Специальное интервью для Алтайского края [11 февраля 2010 г.] |
|
||||||
Евгений Гаврилов: – Анна
Васильевна, в каких проектах вы заняты сегодня? Анна Фроловцева: – На данном этапе только в сериале «Воронины». В
театре идёт репетиция новой пьесы, но говорить что-то рано, потому что это
антреприза, которую мы пока не сделали. – Чем вас привлекает антрепризный
театр? –
Мы собираемся, делаем спектакль, отыграли его, далее репетируем следующий. По
времени мне это удобней. Может,
поначалу и было стремление к стационарному театру, но сейчас его нет.
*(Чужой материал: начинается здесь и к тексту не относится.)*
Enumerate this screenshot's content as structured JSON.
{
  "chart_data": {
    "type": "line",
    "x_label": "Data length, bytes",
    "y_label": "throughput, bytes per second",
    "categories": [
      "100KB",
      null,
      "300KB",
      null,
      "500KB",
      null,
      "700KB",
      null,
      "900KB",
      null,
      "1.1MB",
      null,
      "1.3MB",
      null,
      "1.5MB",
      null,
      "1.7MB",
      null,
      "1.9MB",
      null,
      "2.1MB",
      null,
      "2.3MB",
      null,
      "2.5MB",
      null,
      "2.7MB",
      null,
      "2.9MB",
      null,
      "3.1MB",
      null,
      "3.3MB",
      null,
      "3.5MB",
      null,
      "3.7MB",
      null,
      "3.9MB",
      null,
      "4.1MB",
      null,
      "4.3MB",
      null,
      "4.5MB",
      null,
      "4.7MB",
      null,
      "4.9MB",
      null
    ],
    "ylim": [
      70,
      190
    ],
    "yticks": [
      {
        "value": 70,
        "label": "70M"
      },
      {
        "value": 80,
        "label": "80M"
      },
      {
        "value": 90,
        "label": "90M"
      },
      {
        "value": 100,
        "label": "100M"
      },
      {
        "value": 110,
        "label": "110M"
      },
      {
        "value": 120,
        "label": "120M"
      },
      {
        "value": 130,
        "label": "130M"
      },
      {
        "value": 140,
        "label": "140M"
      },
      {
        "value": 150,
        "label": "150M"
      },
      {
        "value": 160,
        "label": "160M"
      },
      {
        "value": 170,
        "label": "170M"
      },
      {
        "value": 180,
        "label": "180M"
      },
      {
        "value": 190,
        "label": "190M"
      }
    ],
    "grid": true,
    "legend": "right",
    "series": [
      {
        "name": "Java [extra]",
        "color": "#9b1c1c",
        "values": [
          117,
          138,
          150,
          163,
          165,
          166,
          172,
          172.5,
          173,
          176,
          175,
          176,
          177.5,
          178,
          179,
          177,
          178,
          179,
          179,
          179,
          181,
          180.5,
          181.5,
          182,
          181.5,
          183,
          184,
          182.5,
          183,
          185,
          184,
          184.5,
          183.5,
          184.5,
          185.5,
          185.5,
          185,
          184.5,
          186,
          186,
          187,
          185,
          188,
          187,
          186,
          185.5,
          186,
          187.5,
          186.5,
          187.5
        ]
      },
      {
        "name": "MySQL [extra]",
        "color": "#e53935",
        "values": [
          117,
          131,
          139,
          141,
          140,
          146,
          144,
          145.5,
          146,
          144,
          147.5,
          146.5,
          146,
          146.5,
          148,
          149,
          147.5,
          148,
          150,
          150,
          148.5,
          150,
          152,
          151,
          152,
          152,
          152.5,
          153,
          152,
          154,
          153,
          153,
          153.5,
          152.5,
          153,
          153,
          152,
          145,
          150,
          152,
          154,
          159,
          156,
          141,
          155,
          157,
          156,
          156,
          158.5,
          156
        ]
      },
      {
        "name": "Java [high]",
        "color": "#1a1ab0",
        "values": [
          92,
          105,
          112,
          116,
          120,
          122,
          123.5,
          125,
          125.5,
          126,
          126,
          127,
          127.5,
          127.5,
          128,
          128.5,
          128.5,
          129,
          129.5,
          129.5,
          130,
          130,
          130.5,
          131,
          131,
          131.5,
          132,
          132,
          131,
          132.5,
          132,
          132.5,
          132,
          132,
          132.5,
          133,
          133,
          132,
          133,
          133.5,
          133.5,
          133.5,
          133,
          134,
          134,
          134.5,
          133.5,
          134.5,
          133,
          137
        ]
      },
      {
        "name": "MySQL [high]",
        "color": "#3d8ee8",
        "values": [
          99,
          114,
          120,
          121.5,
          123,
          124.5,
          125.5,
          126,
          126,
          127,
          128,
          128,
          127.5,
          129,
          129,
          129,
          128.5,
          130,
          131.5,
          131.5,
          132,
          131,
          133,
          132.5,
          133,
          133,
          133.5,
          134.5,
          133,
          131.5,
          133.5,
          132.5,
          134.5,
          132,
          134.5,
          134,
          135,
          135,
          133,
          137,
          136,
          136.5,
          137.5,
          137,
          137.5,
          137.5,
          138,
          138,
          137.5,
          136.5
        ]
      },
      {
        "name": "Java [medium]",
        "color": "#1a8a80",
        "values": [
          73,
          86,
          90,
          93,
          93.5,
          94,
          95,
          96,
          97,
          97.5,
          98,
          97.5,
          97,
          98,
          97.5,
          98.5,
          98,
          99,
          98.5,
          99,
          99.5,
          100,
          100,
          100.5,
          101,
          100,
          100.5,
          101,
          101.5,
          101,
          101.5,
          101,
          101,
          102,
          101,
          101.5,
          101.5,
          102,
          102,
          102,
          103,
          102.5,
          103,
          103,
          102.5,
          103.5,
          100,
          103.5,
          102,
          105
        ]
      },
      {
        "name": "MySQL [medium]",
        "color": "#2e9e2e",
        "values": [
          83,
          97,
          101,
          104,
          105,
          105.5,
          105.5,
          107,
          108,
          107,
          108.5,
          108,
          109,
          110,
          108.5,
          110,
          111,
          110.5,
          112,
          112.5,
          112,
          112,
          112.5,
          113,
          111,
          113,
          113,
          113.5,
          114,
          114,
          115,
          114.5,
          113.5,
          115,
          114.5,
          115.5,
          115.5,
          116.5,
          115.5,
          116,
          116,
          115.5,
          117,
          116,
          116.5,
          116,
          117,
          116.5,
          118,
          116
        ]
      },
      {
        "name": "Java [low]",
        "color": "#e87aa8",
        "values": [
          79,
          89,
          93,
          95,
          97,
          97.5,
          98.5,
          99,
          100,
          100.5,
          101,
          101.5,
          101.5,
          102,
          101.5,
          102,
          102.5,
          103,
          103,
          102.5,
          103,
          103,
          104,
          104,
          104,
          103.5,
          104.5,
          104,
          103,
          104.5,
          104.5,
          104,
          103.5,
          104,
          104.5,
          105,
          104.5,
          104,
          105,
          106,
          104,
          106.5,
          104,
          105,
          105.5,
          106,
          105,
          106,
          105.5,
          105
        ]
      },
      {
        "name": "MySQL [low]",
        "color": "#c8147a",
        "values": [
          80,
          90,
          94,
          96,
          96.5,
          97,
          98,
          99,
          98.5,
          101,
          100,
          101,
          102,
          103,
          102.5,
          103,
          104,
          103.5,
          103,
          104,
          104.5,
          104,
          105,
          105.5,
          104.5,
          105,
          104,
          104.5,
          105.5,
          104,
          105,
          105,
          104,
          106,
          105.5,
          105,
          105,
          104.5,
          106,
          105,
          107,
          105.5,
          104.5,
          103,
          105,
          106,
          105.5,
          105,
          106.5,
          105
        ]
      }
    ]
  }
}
Много
другой работы. – В сериале «Воронины» могли бы
выделить какой-либо сюжет? –
Каждый сюжет, когда ты его сделаешь, сыграешь, становится для тебя родным. Это
же часть тебя. Невозможно сказать, что – это или это для меня близко. Сюжеты
все родными становятся. Идёт одна линия. Всё пропускаешь через себя при
предлагаемых обстоятельствах. – Есть ли трудности при выходе из
образа? –
Ещё по Станиславскому известно, что «всё оставляется на вешалке». Почему я
должна это переносить в семью? Может, есть какие-то элементы, которые
замечают близкие, но стараюсь их не прессовать. А
потом на данном этапе живу одна. Езжу к детям, и дети ко мне с внуками
приезжают. – Как отмечают близкие ваши роли? –
У меня маленькие внуки – 3,5 и 5,5 лет и никаких комментариев дать не могут,
а сын с невесткой не дают никаких советов. Я спрашиваю: «Ну, как? Телек
смотрели?» – «Всё нормально!» Они
знают, что в жизни я другая. Вот и всё. – Какую работу до «Ворониных» вы
считаете для себя особо ценной и дорогой? –
Каждая работа ценна и дорога. Всё равно ты в неё вкладываешь частицу себя. Не
могу отделить маленькие и большие роли. Всё равно вкладываю в образ часть
своей души. Из
последних отмечу «Всегда говори всегда – 3». Эта роль очень дорога потому,
что это – моё возвращение. Когда у меня умер муж, была в жутком внутреннем состоянии,
и даже перенесла в роль эту боль, то, что было у меня внутри. Это – начало
новой моей жизни. Как говорю: «До и после». До смерти и после смерти мужа. – Можно назвать ваш путь в артисты
сложным? –
Нет. Это не сложный путь. Это мои юношеские завихрения. Я ушла из дневной
школы, потому что сказала учительнице всё, что про неё думала. А у нас тогда
было 11 лет, школа с уклоном. Мы были бы воспитатели детских садов и ясель. И
вокруг не было ни одной школы с таким уклоном. Мама
даже не знала, что я забрала документы из школы. Просто шла по улице и прочитала:
«Мужские и дамские мастера высшей квалификации». А я всё время хотела стать
артисткой. «Так, это мне надо! Я же буду актрисой, значит, должна себя причёсывать.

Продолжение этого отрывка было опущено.